Similarly, constitutional law and gun policy expert Adam Winkler argues that the gun safety movement should shift away from long-running efforts to outlaw assault rifles and large-capacity magazines. “An expansive new interpretation of the Second Amendment by the Supreme Court warrants a reordering of priorities,” he writes. “An agenda that focuses on intervention, beefing up gun law enforcement, and better background checks would not only be more likely to survive in the court, it might also do more to reduce gun violence.” He notes that while assault rifles “look menacing” and have been used in some of the worst massacres, “most mass shootings are actually committed with handguns.”

Another promising solution for preventing mass shootings is the emerging field of behavioral threat assessment, whose interventions using collaborative mental health and law enforcement expertise I first wrote about extensively in 2015. This evolving method and the growth nationwide of threat assessment teams, now mandated for public school systems in more than half a dozen states, is the subject of my forthcoming book, Trigger Points.

It’s also worth recalling who benefits from—and who pays the price for—the nation’s saturation of guns and their overall lax regulation. As we detailed in a 2016 Mother Jones investigation, the secretive US firearms industry is worth at least $8 billion annually. Profits have been growing again of late for gunmakers and companies with related products: In early November, Vista Outdoor announced a quarterly jump in shooting-sports sales of 49 percent, to $566 million, boosted by 65 percent growth in ammunition sales.

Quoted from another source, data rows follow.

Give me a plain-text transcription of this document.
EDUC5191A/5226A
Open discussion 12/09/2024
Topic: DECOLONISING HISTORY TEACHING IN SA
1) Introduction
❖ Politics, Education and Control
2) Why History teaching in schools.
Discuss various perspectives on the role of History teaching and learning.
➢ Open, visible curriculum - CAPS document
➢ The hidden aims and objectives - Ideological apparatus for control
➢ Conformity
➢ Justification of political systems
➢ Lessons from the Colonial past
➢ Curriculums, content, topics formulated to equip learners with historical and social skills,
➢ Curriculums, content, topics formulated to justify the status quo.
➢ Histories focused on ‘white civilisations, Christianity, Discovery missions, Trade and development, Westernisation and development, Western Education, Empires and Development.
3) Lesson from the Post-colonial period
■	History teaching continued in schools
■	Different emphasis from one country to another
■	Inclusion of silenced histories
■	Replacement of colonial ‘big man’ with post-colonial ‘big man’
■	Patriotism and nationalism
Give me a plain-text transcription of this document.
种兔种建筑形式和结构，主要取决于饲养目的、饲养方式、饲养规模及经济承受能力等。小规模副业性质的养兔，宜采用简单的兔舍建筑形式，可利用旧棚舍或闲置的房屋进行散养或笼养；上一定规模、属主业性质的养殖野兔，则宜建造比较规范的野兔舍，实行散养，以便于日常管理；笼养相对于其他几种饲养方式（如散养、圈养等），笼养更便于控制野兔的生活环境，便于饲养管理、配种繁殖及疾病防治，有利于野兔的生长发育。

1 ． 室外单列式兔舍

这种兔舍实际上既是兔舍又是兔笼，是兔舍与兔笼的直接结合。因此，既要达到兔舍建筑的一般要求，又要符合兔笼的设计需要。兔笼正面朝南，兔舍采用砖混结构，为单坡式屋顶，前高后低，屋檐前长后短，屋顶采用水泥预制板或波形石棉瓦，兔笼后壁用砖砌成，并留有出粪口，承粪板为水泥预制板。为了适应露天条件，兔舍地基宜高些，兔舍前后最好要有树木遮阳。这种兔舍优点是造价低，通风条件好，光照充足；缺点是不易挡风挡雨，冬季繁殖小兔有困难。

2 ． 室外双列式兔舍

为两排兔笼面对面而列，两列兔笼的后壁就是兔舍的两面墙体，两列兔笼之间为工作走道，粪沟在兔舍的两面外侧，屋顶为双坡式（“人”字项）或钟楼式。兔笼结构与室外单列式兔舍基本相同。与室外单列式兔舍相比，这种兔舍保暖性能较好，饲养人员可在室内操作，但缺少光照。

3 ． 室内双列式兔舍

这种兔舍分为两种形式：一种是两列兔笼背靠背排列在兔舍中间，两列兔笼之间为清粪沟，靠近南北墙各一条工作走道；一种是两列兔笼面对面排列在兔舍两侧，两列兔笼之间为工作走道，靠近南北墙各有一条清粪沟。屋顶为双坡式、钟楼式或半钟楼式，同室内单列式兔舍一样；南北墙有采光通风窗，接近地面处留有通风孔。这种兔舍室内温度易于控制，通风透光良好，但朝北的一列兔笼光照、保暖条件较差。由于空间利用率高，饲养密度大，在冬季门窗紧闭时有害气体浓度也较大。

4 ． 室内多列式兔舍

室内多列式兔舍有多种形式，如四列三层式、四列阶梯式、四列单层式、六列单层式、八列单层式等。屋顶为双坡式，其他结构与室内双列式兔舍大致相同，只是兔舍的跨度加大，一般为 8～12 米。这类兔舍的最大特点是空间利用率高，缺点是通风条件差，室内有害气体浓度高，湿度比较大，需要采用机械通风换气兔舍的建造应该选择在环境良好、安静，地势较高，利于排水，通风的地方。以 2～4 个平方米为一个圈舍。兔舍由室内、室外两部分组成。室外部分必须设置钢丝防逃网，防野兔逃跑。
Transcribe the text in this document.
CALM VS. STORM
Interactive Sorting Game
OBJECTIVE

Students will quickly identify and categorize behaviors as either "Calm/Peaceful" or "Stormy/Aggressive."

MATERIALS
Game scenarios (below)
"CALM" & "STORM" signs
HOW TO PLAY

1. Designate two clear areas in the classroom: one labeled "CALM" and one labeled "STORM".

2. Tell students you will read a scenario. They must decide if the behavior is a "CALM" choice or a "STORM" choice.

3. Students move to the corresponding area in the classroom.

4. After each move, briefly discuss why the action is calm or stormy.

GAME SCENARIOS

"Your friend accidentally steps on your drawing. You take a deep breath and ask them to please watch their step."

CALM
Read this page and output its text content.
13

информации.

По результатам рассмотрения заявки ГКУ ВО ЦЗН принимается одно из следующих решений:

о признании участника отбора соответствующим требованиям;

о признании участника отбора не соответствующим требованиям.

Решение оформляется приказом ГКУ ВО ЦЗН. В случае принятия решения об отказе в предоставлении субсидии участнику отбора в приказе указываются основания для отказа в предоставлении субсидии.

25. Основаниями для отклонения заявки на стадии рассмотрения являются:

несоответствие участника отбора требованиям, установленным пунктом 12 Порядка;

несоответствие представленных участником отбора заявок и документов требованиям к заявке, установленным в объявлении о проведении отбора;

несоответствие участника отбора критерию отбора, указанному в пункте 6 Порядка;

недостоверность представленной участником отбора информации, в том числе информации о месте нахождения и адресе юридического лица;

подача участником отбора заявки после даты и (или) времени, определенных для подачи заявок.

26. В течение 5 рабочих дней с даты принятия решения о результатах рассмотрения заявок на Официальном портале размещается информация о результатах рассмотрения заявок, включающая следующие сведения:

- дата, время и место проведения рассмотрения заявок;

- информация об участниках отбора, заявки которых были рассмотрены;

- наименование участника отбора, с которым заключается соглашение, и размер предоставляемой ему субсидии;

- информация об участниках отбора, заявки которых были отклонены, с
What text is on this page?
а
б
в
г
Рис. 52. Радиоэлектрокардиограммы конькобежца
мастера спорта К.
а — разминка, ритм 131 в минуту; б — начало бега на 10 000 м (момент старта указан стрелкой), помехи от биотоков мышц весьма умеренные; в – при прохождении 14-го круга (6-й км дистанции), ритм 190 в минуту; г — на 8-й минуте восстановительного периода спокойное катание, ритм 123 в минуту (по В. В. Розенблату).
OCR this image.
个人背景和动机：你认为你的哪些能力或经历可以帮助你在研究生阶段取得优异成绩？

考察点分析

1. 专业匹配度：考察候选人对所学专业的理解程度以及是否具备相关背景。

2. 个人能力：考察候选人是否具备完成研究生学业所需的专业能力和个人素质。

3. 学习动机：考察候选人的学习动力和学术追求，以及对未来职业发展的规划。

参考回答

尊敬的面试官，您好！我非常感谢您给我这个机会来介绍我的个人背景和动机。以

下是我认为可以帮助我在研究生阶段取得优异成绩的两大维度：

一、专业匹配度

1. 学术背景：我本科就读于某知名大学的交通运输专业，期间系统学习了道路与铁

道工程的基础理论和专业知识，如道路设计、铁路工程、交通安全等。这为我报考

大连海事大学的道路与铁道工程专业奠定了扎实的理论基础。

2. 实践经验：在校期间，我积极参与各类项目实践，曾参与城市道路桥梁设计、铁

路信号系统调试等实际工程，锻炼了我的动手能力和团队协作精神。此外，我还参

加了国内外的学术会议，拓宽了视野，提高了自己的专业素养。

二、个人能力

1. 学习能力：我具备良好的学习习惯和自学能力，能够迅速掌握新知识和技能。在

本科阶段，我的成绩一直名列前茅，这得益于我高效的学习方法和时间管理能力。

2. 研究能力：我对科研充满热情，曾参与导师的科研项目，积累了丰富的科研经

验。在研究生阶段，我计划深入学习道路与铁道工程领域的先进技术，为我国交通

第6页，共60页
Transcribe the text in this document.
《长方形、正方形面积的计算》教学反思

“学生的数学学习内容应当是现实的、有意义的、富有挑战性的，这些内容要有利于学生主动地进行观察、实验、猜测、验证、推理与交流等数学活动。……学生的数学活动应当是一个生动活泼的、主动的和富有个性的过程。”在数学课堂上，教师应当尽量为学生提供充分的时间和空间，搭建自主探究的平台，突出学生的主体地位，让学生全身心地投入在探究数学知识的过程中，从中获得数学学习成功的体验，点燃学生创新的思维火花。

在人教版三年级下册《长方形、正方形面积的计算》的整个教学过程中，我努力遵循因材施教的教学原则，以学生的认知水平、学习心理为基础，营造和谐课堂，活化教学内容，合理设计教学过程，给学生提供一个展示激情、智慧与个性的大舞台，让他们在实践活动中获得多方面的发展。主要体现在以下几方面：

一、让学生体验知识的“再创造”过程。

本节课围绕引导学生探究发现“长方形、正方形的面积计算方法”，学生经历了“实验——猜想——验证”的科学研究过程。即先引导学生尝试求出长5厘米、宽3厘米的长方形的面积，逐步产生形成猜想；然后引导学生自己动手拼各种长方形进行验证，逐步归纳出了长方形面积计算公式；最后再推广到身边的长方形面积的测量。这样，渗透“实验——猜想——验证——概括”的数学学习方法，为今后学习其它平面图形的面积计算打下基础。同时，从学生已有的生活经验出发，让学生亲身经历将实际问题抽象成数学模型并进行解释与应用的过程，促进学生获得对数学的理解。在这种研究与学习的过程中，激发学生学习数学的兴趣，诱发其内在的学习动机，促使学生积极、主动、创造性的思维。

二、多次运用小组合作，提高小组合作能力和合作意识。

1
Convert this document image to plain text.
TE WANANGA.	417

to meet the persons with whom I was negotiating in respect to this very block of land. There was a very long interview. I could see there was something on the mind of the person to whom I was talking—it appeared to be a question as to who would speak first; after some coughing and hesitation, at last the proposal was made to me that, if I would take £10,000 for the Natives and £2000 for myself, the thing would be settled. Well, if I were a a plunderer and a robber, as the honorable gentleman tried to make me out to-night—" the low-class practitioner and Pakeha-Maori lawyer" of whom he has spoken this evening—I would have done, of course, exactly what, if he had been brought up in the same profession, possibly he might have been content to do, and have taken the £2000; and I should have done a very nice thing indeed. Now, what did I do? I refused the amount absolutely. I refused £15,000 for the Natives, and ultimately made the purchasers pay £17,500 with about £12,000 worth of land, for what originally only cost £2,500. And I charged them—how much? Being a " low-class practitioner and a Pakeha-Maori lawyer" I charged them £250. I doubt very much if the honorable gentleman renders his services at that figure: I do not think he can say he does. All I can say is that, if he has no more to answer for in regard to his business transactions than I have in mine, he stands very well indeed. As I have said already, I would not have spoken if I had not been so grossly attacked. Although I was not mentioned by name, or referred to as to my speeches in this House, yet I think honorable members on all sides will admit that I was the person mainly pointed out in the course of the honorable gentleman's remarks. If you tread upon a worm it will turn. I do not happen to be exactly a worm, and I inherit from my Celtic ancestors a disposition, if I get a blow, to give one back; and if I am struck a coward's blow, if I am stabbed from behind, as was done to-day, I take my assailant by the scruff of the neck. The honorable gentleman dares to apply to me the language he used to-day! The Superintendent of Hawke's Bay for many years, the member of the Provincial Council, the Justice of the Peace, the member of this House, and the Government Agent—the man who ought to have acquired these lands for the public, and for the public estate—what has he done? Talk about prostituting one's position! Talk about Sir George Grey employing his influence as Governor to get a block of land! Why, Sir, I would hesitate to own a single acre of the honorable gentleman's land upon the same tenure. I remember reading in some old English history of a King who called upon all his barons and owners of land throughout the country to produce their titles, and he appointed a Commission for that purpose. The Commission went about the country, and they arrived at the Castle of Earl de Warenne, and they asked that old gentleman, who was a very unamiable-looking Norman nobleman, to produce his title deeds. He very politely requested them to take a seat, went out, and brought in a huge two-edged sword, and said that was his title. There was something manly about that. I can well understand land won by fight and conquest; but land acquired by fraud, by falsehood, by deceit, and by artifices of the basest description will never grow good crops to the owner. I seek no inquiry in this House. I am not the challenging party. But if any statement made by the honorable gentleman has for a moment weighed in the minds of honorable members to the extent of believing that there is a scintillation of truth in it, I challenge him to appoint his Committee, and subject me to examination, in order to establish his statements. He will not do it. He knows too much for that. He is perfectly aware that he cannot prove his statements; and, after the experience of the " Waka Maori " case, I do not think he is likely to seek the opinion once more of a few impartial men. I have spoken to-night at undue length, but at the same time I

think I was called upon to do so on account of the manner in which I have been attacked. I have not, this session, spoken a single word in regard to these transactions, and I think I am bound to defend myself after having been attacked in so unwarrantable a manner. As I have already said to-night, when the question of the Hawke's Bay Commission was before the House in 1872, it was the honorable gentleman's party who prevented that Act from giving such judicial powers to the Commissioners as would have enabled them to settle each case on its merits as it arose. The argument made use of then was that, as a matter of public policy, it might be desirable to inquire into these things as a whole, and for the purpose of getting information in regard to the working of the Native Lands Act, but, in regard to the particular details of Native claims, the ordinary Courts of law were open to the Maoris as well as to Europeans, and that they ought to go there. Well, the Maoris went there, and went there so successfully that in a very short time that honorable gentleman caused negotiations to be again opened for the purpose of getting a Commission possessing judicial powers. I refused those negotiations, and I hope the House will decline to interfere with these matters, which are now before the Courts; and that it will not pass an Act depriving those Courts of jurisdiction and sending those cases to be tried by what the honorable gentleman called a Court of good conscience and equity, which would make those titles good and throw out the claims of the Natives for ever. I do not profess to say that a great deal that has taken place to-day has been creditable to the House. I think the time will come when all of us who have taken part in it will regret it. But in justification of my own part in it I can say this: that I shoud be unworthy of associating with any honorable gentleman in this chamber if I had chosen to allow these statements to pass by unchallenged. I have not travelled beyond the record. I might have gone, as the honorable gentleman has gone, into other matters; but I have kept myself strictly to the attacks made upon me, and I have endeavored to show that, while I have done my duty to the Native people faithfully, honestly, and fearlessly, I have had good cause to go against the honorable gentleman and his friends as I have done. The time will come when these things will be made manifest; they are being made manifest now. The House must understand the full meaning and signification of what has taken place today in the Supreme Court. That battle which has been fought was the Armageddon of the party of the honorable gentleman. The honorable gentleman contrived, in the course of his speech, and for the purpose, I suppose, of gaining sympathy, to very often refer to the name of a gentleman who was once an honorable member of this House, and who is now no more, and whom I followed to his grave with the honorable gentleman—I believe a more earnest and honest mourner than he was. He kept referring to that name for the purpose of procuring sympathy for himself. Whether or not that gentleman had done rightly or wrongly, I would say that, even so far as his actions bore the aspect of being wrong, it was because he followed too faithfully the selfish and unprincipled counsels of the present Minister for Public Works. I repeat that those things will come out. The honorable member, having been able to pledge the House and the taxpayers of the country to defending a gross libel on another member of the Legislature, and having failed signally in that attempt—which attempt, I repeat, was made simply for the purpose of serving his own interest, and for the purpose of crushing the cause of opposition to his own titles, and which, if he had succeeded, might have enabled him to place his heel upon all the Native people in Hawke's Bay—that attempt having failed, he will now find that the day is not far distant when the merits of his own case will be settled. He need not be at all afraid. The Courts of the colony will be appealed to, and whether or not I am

The price for America at large is an order of magnitude greater, as we showed in another investigation in 2015. That begins with the terrible human costs of gun violence, now suffered by more than 150,000 gunshot victims each year, and extends to a staggering economic toll that should worry the staunchest of fiscal conservatives. Even before the most recent era of surging gun sales and gun homicides, the financial cost of gun violence in America, as we documented then, amounted to at least $229 billion. That’s billion with a “b”—every single year. It’s a price that has continued to rise.